Why human beings in computer animated movies still don’t look like real humans

Disney’s latest animated movie “Moana” is – once again – a big seller: With a budget of 150 million USD, the box office revenue after one month already beats 500 million. If you take a closer look at the protagonists Moana, Tui or Tala, you’ll notice that they look like cartoon characters but not like real human beeings. On the one hand this is not exceptional as almost every human being in Disney movies looks like a cartoon character. On the other hand, most computer game creators try to design the protagonists as realistic as possible and with modern technology and today’s computer power, it is easily possible to create movies with realistic human beings. So why do animated Disney characters still don’t look like real humans?

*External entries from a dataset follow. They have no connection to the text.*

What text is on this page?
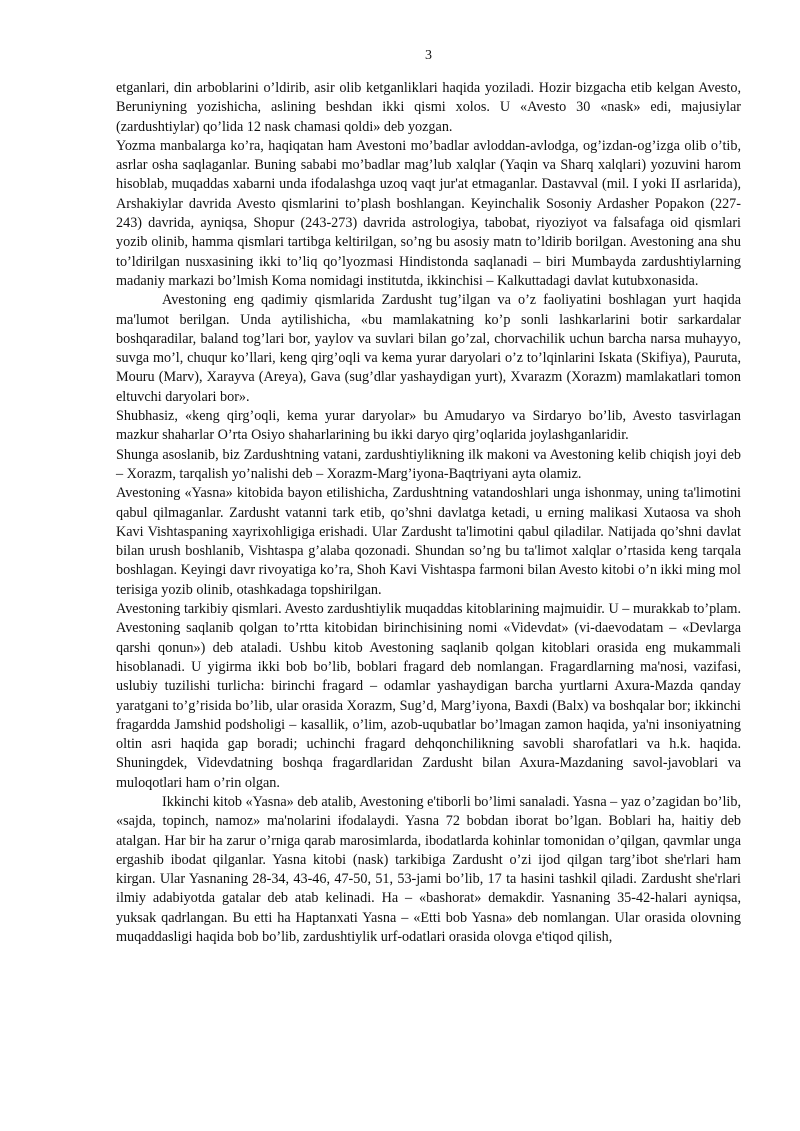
3

etganlari, din arboblarini o’ldirib, asir olib ketganliklari haqida yoziladi. Hozir bizgacha etib kelgan Avesto, Beruniyning yozishicha, aslining beshdan ikki qismi xolos. U «Avesto 30 «nask» edi, majusiylar (zardushtiylar) qo’lida 12 nask chamasi qoldi» deb yozgan.

Yozma manbalarga ko’ra, haqiqatan ham Avestoni mo’badlar avloddan-avlodga, og’izdan-og’izga olib o’tib, asrlar osha saqlaganlar. Buning sababi mo’badlar mag’lub xalqlar (Yaqin va Sharq xalqlari) yozuvini harom hisoblab, muqaddas xabarni unda ifodalashga uzoq vaqt jur'at etmaganlar. Dastavval (mil. I yoki II asrlarida), Arshakiylar davrida Avesto qismlarini to’plash boshlangan. Keyinchalik Sosoniy Ardasher Popakon (227-243) davrida, ayniqsa, Shopur (243-273) davrida astrologiya, tabobat, riyoziyot va falsafaga oid qismlari yozib olinib, hamma qismlari tartibga keltirilgan, so’ng bu asosiy matn to’ldirib borilgan. Avestoning ana shu to’ldirilgan nusxasining ikki to’liq qo’lyozmasi Hindistonda saqlanadi – biri Mumbayda zardushtiylarning madaniy markazi bo’lmish Koma nomidagi institutda, ikkinchisi – Kalkuttadagi davlat kutubxonasida.

Avestoning eng qadimiy qismlarida Zardusht tug’ilgan va o’z faoliyatini boshlagan yurt haqida ma'lumot berilgan. Unda aytilishicha, «bu mamlakatning ko’p sonli lashkarlarini botir sarkardalar boshqaradilar, baland tog’lari bor, yaylov va suvlari bilan go’zal, chorvachilik uchun barcha narsa muhayyo, suvga mo’l, chuqur ko’llari, keng qirg’oqli va kema yurar daryolari o’z to’lqinlarini Iskata (Skifiya), Pauruta, Mouru (Marv), Xarayva (Areya), Gava (sug’dlar yashaydigan yurt), Xvarazm (Xorazm) mamlakatlari tomon eltuvchi daryolari bor».

Shubhasiz, «keng qirg’oqli, kema yurar daryolar» bu Amudaryo va Sirdaryo bo’lib, Avesto tasvirlagan mazkur shaharlar O’rta Osiyo shaharlarining bu ikki daryo qirg’oqlarida joylashganlaridir.

Shunga asoslanib, biz Zardushtning vatani, zardushtiylikning ilk makoni va Avestoning kelib chiqish joyi deb – Xorazm, tarqalish yo’nalishi deb – Xorazm-Marg’iyona-Baqtriyani ayta olamiz.

Avestoning «Yasna» kitobida bayon etilishicha, Zardushtning vatandoshlari unga ishonmay, uning ta'limotini qabul qilmaganlar. Zardusht vatanni tark etib, qo’shni davlatga ketadi, u erning malikasi Xutaosa va shoh Kavi Vishtaspaning xayrixohligiga erishadi. Ular Zardusht ta'limotini qabul qiladilar. Natijada qo’shni davlat bilan urush boshlanib, Vishtaspa g’alaba qozonadi. Shundan so’ng bu ta'limot xalqlar o’rtasida keng tarqala boshlagan. Keyingi davr rivoyatiga ko’ra, Shoh Kavi Vishtaspa farmoni bilan Avesto kitobi o’n ikki ming mol terisiga yozib olinib, otashkadaga topshirilgan.

Avestoning tarkibiy qismlari. Avesto zardushtiylik muqaddas kitoblarining majmuidir. U – murakkab to’plam. Avestoning saqlanib qolgan to’rtta kitobidan birinchisining nomi «Videvdat» (vi-daevodatam – «Devlarga qarshi qonun») deb ataladi. Ushbu kitob Avestoning saqlanib qolgan kitoblari orasida eng mukammali hisoblanadi. U yigirma ikki bob bo’lib, boblari fragard deb nomlangan. Fragardlarning ma'nosi, vazifasi, uslubiy tuzilishi turlicha: birinchi fragard – odamlar yashaydigan barcha yurtlarni Axura-Mazda qanday yaratgani to’g’risida bo’lib, ular orasida Xorazm, Sug’d, Marg’iyona, Baxdi (Balx) va boshqalar bor; ikkinchi fragardda Jamshid podsholigi – kasallik, o’lim, azob-uqubatlar bo’lmagan zamon haqida, ya'ni insoniyatning oltin asri haqida gap boradi; uchinchi fragard dehqonchilikning savobli sharofatlari va h.k. haqida. Shuningdek, Videvdatning boshqa fragardlaridan Zardusht bilan Axura-Mazdaning savol-javoblari va muloqotlari ham o’rin olgan.

Ikkinchi kitob «Yasna» deb atalib, Avestoning e'tiborli bo’limi sanaladi. Yasna – yaz o’zagidan bo’lib, «sajda, topinch, namoz» ma'nolarini ifodalaydi. Yasna 72 bobdan iborat bo’lgan. Boblari ha, haitiy deb atalgan. Har bir ha zarur o’rniga qarab marosimlarda, ibodatlarda kohinlar tomonidan o’qilgan, qavmlar unga ergashib ibodat qilganlar. Yasna kitobi (nask) tarkibiga Zardusht o’zi ijod qilgan targ’ibot she'rlari ham kirgan. Ular Yasnaning 28-34, 43-46, 47-50, 51, 53-jami bo’lib, 17 ta hasini tashkil qiladi. Zardusht she'rlari ilmiy adabiyotda gatalar deb atab kelinadi. Ha – «bashorat» demakdir. Yasnaning 35-42-halari ayniqsa, yuksak qadrlangan. Bu etti ha Haptanxati Yasna – «Etti bob Yasna» deb nomlangan. Ular orasida olovning muqaddasligi haqida bob bo’lib, zardushtiylik urf-odatlari orasida olovga e'tiqod qilish,
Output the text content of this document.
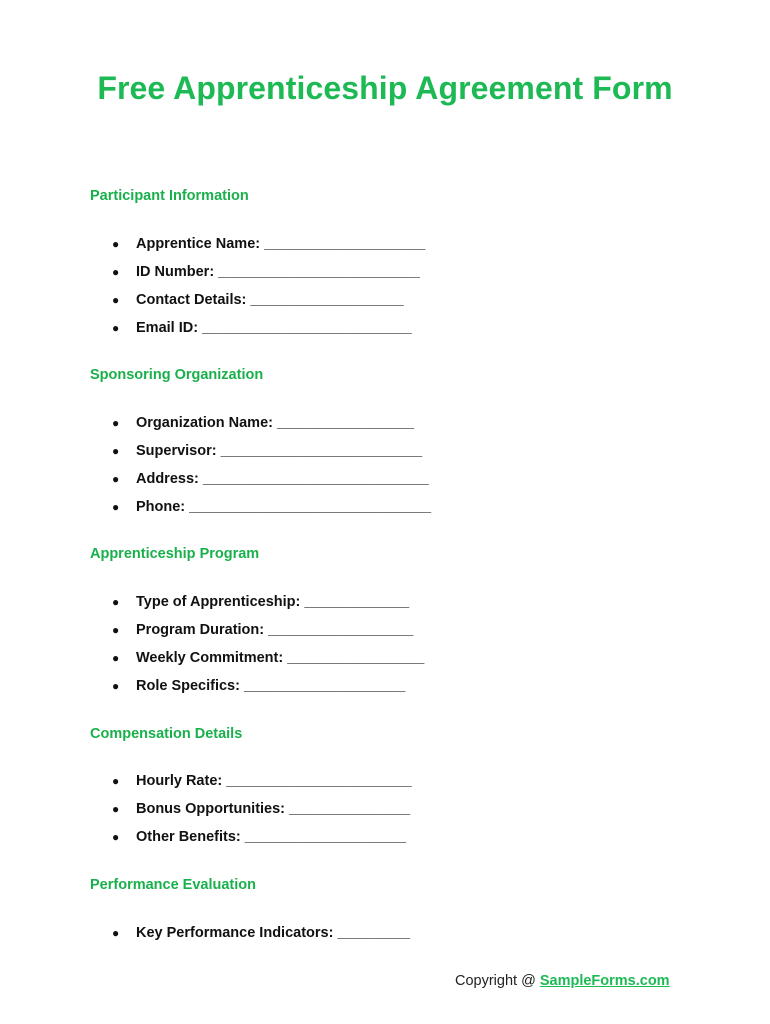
Free Apprenticeship Agreement Form
Participant Information
●	Apprentice Name: ____________________
●	ID Number: _________________________
●	Contact Details: ___________________
●	Email ID: __________________________
Sponsoring Organization
●	Organization Name: _________________
●	Supervisor: _________________________
●	Address: ____________________________
●	Phone: ______________________________
Apprenticeship Program
●	Type of Apprenticeship: _____________
●	Program Duration: __________________
●	Weekly Commitment: _________________
●	Role Specifics: ____________________
Compensation Details
●	Hourly Rate: _______________________
●	Bonus Opportunities: _______________
●	Other Benefits: ____________________
Performance Evaluation
●	Key Performance Indicators: _________
Copyright @ SampleForms.com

The reason for this is the so called Uncanny Valley effect. This phenomenon describes that people find highly abstracted, completely artificial figures more appealing and more acceptable than figures that are increasingly realistic. In other words: There is no linear correlation between anthropomorphism and the empathic reaction of people. The following diagram tries to visualize this:


As you can see, the movie “The Polar Express” is named as an example for the Uncanny Valley effect. This film used a technique called Motion Capture. The actors were filmed first and their representation, mimic and gesture were then transferred to the digital figures.


With a budget of 170 million USD, the movie “only” got a revenue of 300 million which is okay but not extraordinary. Also other animated movies that used Motion Capture (e.g. Tintin) got similar results. The Uncanny Valley effect could be an explanation for these average box office results, even though it’s still a hypothesis and not fully proven.